I need to start a process, lets say foo. I would like to see the stdout/stderr as normal, but grep the stderr for string bar. Once
I actually managed to figure out a way to do this without PID files or co-routines and in a way that should work in all POSIX-compatible shells (I've tried bash and dash). At least on systems that support /dev/fd/, but that should be pretty much all of them.
It is a bit convoluted, though, so I'm not sure if it is to your liking.
( # A
( # B
( /tmp/foo 2>&1 1>&3 & echo $! >&4 ) | # C
( tee /dev/fd/2 | ( grep -q bar && echo fin >&4 ) ) # D and E
) 4>&1 | ( # F
read CHILD
read STATUS
if [ "$STATUS" = fin ]; then
kill $CHILD
fi
)
) 3>&1
To explain the numerous subshells used herein:
The body of A runs with the normal stdout duplicated to fd 3. It runs the subshells B and F with the stdout of B piped to the stdin of F.
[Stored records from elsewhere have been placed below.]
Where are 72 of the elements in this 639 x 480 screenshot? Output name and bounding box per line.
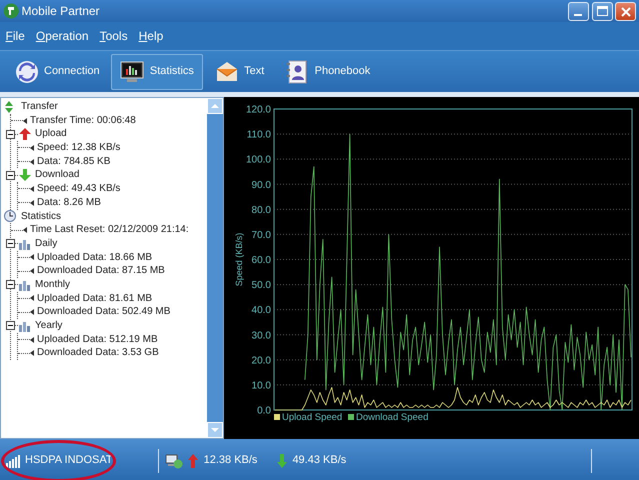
tree-item: Speed: 49.43 KB/s [37,182,120,196]
menu-item[interactable]: Help [138,27,164,45]
toolbar-tab[interactable]: Connection [6,54,109,90]
tree-item: Time Last Reset: 02/12/2009 21:14: [30,223,189,237]
up-arrow-icon [18,128,32,140]
tree-item[interactable]: Statistics [21,210,62,224]
bar-chart-icon [18,320,32,332]
address-book-icon [285,60,310,84]
minimize-button[interactable] [568,2,589,20]
collapse-toggle[interactable] [6,130,15,139]
tree-item[interactable]: Yearly [35,319,62,333]
tree-item: Downloaded Data: 87.15 MB [37,264,165,278]
menu-item[interactable]: File [6,27,25,45]
y-tick-label: 40.0 [252,305,271,316]
tree-item: Transfer Time: 00:06:48 [30,114,136,128]
toolbar-tab[interactable]: Statistics [111,54,203,90]
collapse-toggle[interactable] [6,239,15,248]
clock-icon [4,210,18,222]
envelope-icon [214,60,239,84]
tree-item: Uploaded Data: 18.66 MB [37,250,152,264]
bar-chart-icon [18,278,32,291]
tree-item: Data: 8.26 MB [37,196,101,210]
y-tick-label: 0.0 [257,406,271,416]
up-arrow-icon [188,454,198,468]
tree-item[interactable]: Monthly [35,278,70,292]
collapse-toggle[interactable] [6,280,15,290]
y-axis-title: Speed (KB/s) [234,232,244,286]
y-tick-label: 120.0 [246,104,271,116]
y-tick-label: 20.0 [252,355,271,366]
y-tick-label: 10.0 [252,380,271,392]
tree-item: Downloaded Data: 502.49 MB [37,305,170,320]
collapse-toggle[interactable] [6,321,15,330]
scrollbar[interactable] [207,98,223,438]
toolbar-tab[interactable]: Text [206,54,274,90]
y-tick-label: 80.0 [252,204,271,216]
y-tick-label: 100.0 [246,154,271,166]
collapse-toggle[interactable] [6,170,15,180]
upload-speed: 12.38 KB/s [204,453,258,468]
tree-item[interactable]: Upload [35,127,67,142]
tree-item[interactable]: Transfer [21,100,58,114]
tree-item: Uploaded Data: 81.61 MB [37,292,152,306]
tree-item[interactable]: Download [35,168,80,182]
close-button[interactable] [615,2,636,20]
window-title: Mobile Partner [22,3,101,20]
circular-arrows-icon [14,60,38,84]
maximize-button[interactable] [592,2,612,20]
y-tick-label: 30.0 [252,330,271,342]
down-arrow-icon [18,169,32,182]
tree-item: Speed: 12.38 KB/s [37,141,120,155]
menu-item[interactable]: Operation [36,27,89,45]
menu-item[interactable]: Tools [100,27,128,45]
toolbar-tab[interactable]: Phonebook [276,54,380,90]
app-logo-icon [2,3,19,19]
signal-icon [6,454,20,468]
tree-item: Downloaded Data: 3.53 GB [37,346,159,360]
bar-chart-icon [18,238,32,250]
y-tick-label: 60.0 [252,255,271,266]
legend-label: Download Speed [356,412,428,423]
tree-item: Uploaded Data: 512.19 MB [37,332,158,346]
tree-item[interactable]: Daily [35,236,58,251]
y-tick-label: 90.0 [252,180,271,191]
y-tick-label: 50.0 [252,280,271,292]
network-computer-icon [164,452,183,468]
y-tick-label: 70.0 [252,230,271,241]
network-name: HSDPA INDOSAT [25,453,113,468]
monitor-chart-icon [120,60,144,84]
down-arrow-icon [276,454,287,468]
legend-label: Upload Speed [282,412,342,423]
close-icon [621,6,632,16]
y-tick-label: 110.0 [246,130,271,141]
tree-item: Data: 784.85 KB [37,154,110,168]
download-speed: 49.43 KB/s [292,453,348,468]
The body of B runs with the pipe from A duplicated on fd 4.
C runs your actual foo command, with its stderr connected to a pipe from C to D and its stdout duplicated from fd 3; that is, restored to the global stdout. It then writes the PID of foo to fd 4; that is, to the pipe that subshell F has on its stdin.
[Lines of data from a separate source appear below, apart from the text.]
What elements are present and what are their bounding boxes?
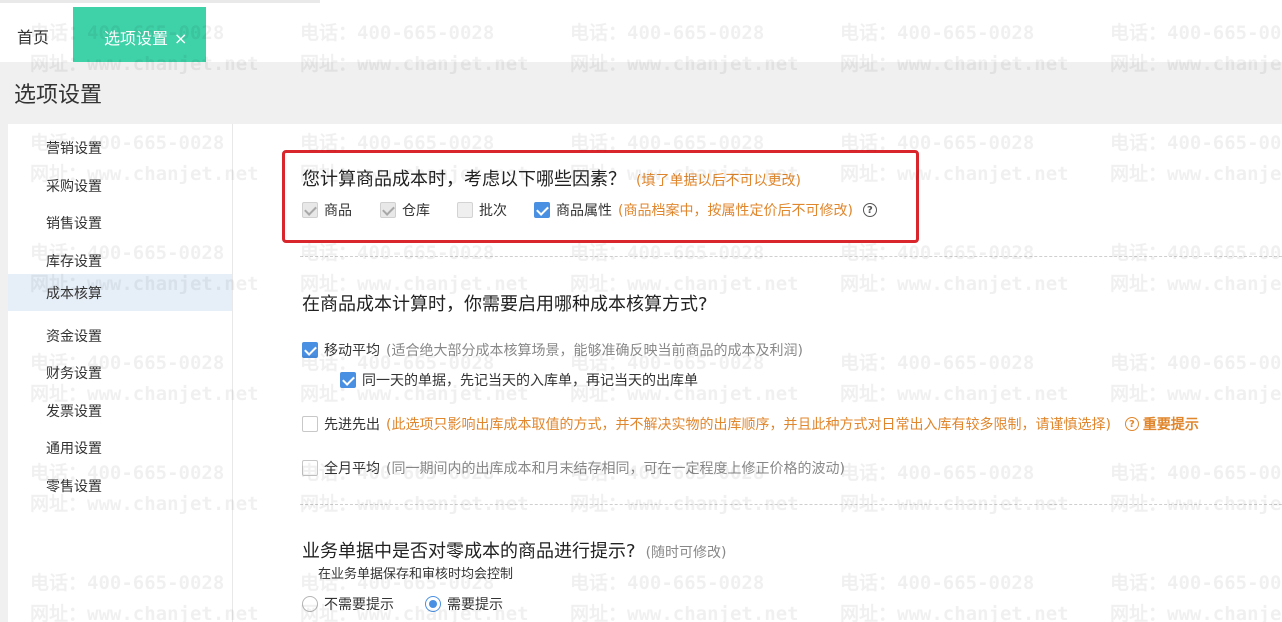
highlight-annotation-box xyxy=(282,150,919,243)
sidebar: 营销设置 采购设置 销售设置 库存设置 成本核算 资金设置 财务设置 发票设置 … xyxy=(8,124,233,622)
no-prompt-radio[interactable] xyxy=(302,596,318,612)
moving-average-checkbox[interactable] xyxy=(302,342,318,358)
sidebar-item-purchase[interactable]: 采购设置 xyxy=(8,167,232,204)
zero-cost-title: 业务单据中是否对零成本的商品进行提示? (随时可修改) xyxy=(302,537,727,563)
sidebar-item-marketing[interactable]: 营销设置 xyxy=(8,129,232,166)
no-prompt-label: 不需要提示 xyxy=(324,597,394,613)
sidebar-item-retail[interactable]: 零售设置 xyxy=(8,467,232,504)
top-divider xyxy=(0,0,320,3)
page-title: 选项设置 xyxy=(14,83,103,108)
moving-average-note: (适合绝大部分成本核算场景，能够准确反映当前商品的成本及利润) xyxy=(386,343,803,359)
important-notice-link[interactable]: ? 重要提示 xyxy=(1124,414,1199,434)
sidebar-item-invoice[interactable]: 发票设置 xyxy=(8,392,232,429)
monthly-average-checkbox[interactable] xyxy=(302,460,318,476)
moving-average-option[interactable]: 移动平均 (适合绝大部分成本核算场景，能够准确反映当前商品的成本及利润) xyxy=(302,340,803,360)
fifo-label: 先进先出 xyxy=(324,417,380,433)
sidebar-item-cost-accounting[interactable]: 成本核算 xyxy=(8,274,232,311)
need-prompt-option[interactable]: 需要提示 xyxy=(425,594,503,614)
zero-cost-subtitle: 在业务单据保存和审核时均会控制 xyxy=(318,567,514,582)
sidebar-item-funds[interactable]: 资金设置 xyxy=(8,317,232,354)
monthly-average-label: 全月平均 xyxy=(324,461,380,477)
monthly-average-note: (同一期间内的出库成本和月末结存相同，可在一定程度上修正价格的波动) xyxy=(386,461,845,477)
fifo-checkbox[interactable] xyxy=(302,416,318,432)
zero-cost-question: 业务单据中是否对零成本的商品进行提示? xyxy=(302,541,636,562)
top-tab-bar: 首页 选项设置 × xyxy=(0,0,1282,62)
help-icon: ? xyxy=(1124,417,1139,431)
tab-label: 选项设置 xyxy=(104,29,169,48)
close-icon[interactable]: × xyxy=(174,29,187,48)
fifo-option[interactable]: 先进先出 (此选项只影响出库成本取值的方式，并不解决实物的出库顺序，并且此种方式… xyxy=(302,414,1199,434)
need-prompt-radio[interactable] xyxy=(425,596,441,612)
sidebar-item-general[interactable]: 通用设置 xyxy=(8,429,232,466)
costing-method-title: 在商品成本计算时，你需要启用哪种成本核算方式? xyxy=(302,294,708,315)
fifo-note: (此选项只影响出库成本取值的方式，并不解决实物的出库顺序，并且此种方式对日常出入… xyxy=(386,417,1111,433)
same-day-checkbox[interactable] xyxy=(340,372,356,388)
tab-home[interactable]: 首页 xyxy=(17,24,49,48)
sidebar-item-sales[interactable]: 销售设置 xyxy=(8,204,232,241)
same-day-label: 同一天的单据，先记当天的入库单，再记当天的出库单 xyxy=(362,373,698,389)
sidebar-item-finance[interactable]: 财务设置 xyxy=(8,354,232,391)
section-divider xyxy=(300,504,1282,505)
same-day-option[interactable]: 同一天的单据，先记当天的入库单，再记当天的出库单 xyxy=(340,370,698,390)
moving-average-label: 移动平均 xyxy=(324,343,380,359)
zero-cost-note: (随时可修改) xyxy=(645,545,727,561)
monthly-average-option[interactable]: 全月平均 (同一期间内的出库成本和月末结存相同，可在一定程度上修正价格的波动) xyxy=(302,458,845,478)
need-prompt-label: 需要提示 xyxy=(447,597,503,613)
important-notice-label: 重要提示 xyxy=(1142,417,1199,433)
section-divider xyxy=(300,256,1282,257)
no-prompt-option[interactable]: 不需要提示 xyxy=(302,594,394,614)
tab-options-settings[interactable]: 选项设置 × xyxy=(73,7,206,62)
D runs a tee command receiving, from the pipe, whatever foo prints on its stderr. It copies that output to both /dev/fd/2 (in order to have it displayed on the global stderr) and to a pipe connected to subshell E.
E greps for bar and then, when found, writes fin on fd 4, that is, to the pipe that F has on its stdin. Note the &&, making sure that no fin is written if grep encounters EOF without having found bar.
F, then, reads the PID from C and the fin terminator from E. If the fin terminator was properly output, it kills foo.
EDIT: Fixed the missing tee to copy foo's stderr to the real stderr.